Sure, observe the Laws of God as best you can, but only as the frame of reference in which you wait on God to direct you otherwise. And not in the letter of the law, but in the best abstraction, since the Law of Moses was the specific application of the Laws of Noah for that people, in that place, at that time. The Covenant of Israel had a concrete beginning on Mount Sinai and a concrete end at the Cross. It remains to us an example which we are required to abstract for our own situation. That we cannot expect to do so with any degree of certainty should help us realize uncertainty is God's way. Only a fallen mind demands certainty; a redeemed heart seeks eternal dependence on the Father. Nothing on this earth, real or abstract, can substitute for Him.
A primary meaning behind the term "Christian Mysticism" is a personal, individual direct experience with God. Even Western Christianity professes some interest in that direct experience with God Almighty. But then it goes on to deny the very logical implications of it, by rejecting the way the people of the Bible lived according to that redeemed logic. We of the Tribulation Church seek to redeem logic itself, by pulling it back to the original logic inherent in the Bible.

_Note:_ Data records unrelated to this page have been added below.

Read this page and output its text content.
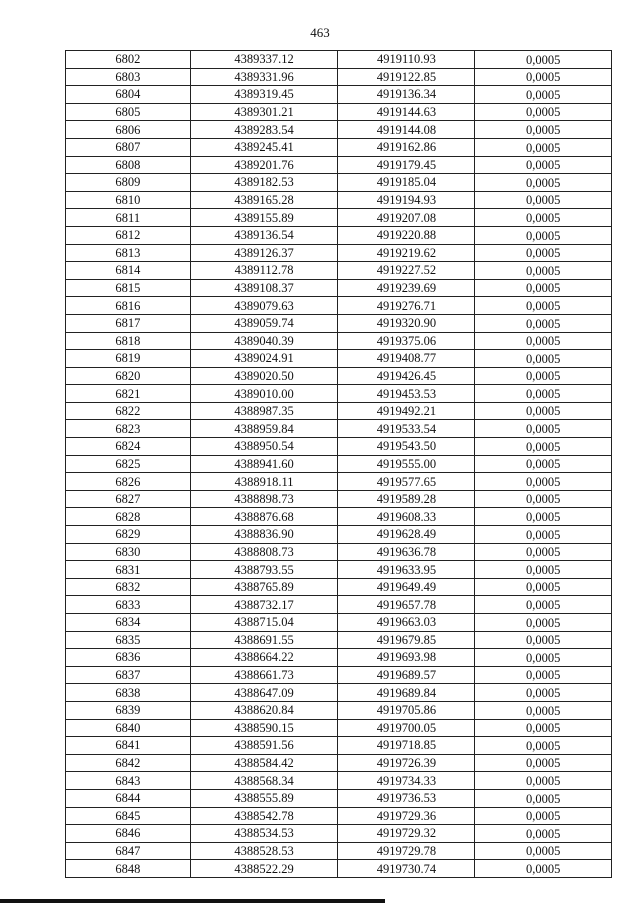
463
6802	4389337.12	4919110.93	0,0005
6803	4389331.96	4919122.85	0,0005
6804	4389319.45	4919136.34	0,0005
6805	4389301.21	4919144.63	0,0005
6806	4389283.54	4919144.08	0,0005
6807	4389245.41	4919162.86	0,0005
6808	4389201.76	4919179.45	0,0005
6809	4389182.53	4919185.04	0,0005
6810	4389165.28	4919194.93	0,0005
6811	4389155.89	4919207.08	0,0005
6812	4389136.54	4919220.88	0,0005
6813	4389126.37	4919219.62	0,0005
6814	4389112.78	4919227.52	0,0005
6815	4389108.37	4919239.69	0,0005
6816	4389079.63	4919276.71	0,0005
6817	4389059.74	4919320.90	0,0005
6818	4389040.39	4919375.06	0,0005
6819	4389024.91	4919408.77	0,0005
6820	4389020.50	4919426.45	0,0005
6821	4389010.00	4919453.53	0,0005
6822	4388987.35	4919492.21	0,0005
6823	4388959.84	4919533.54	0,0005
6824	4388950.54	4919543.50	0,0005
6825	4388941.60	4919555.00	0,0005
6826	4388918.11	4919577.65	0,0005
6827	4388898.73	4919589.28	0,0005
6828	4388876.68	4919608.33	0,0005
6829	4388836.90	4919628.49	0,0005
6830	4388808.73	4919636.78	0,0005
6831	4388793.55	4919633.95	0,0005
6832	4388765.89	4919649.49	0,0005
6833	4388732.17	4919657.78	0,0005
6834	4388715.04	4919663.03	0,0005
6835	4388691.55	4919679.85	0,0005
6836	4388664.22	4919693.98	0,0005
6837	4388661.73	4919689.57	0,0005
6838	4388647.09	4919689.84	0,0005
6839	4388620.84	4919705.86	0,0005
6840	4388590.15	4919700.05	0,0005
6841	4388591.56	4919718.85	0,0005
6842	4388584.42	4919726.39	0,0005
6843	4388568.34	4919734.33	0,0005
6844	4388555.89	4919736.53	0,0005
6845	4388542.78	4919729.36	0,0005
6846	4388534.53	4919729.32	0,0005
6847	4388528.53	4919729.78	0,0005
6848	4388522.29	4919730.74	0,0005
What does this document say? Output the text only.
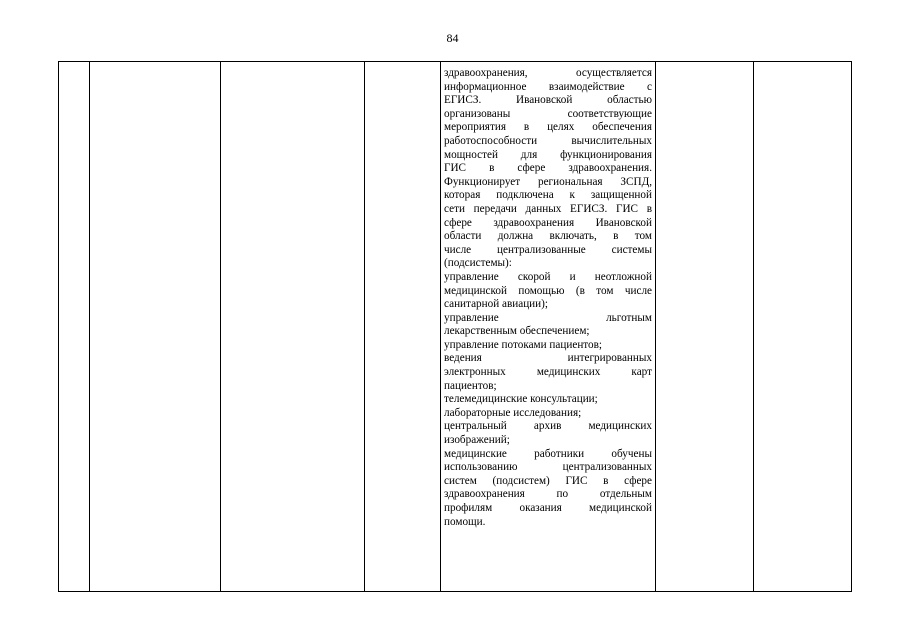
84

здравоохранения, осуществляется
информационное взаимодействие с
ЕГИСЗ. Ивановской областью
организованы соответствующие
мероприятия в целях обеспечения
работоспособности вычислительных
мощностей для функционирования
ГИС в сфере здравоохранения.
Функционирует региональная ЗСПД,
которая подключена к защищенной
сети передачи данных ЕГИСЗ. ГИС в
сфере здравоохранения Ивановской
области должна включать, в том
числе централизованные системы
(подсистемы):
управление скорой и неотложной
медицинской помощью (в том числе
санитарной авиации);
управление льготным
лекарственным обеспечением;
управление потоками пациентов;
ведения интегрированных
электронных медицинских карт
пациентов;
телемедицинские консультации;
лабораторные исследования;
центральный архив медицинских
изображений;
медицинские работники обучены
использованию централизованных
систем (подсистем) ГИС в сфере
здравоохранения по отдельным
профилям оказания медицинской
помощи.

We spare little concern for real estate, facilities, equipment, time, food, or even people in the mainstream sense. Our focus is on simply and individually regenerating from within what God had intended. We make no pretense of any possibility of ever getting to the end of such endeavor here on this earth. We strive to divorce our minds from concerns about measurable success, but we obediently commune with each other so we can seek that sense of oneness with Him. We love instinctively. Nor do we spare much concern with the measurable effects of this struggle, because that remains the work of God alone. An increase in the number of people involved is His gift to us, not our work for Him. Since we cannot ever really know whether some other person is spiritually alive, we don't even focus on that; we don't ask people to be born-again because no one but God can make that happen. There will always be that uncertainty, and we embrace it by dismissing even the pretense of such language.
We are the Tribulation Church because tribulation is the primary defining factor of the church's existence. It comes from living in this world utterly focused on the one above.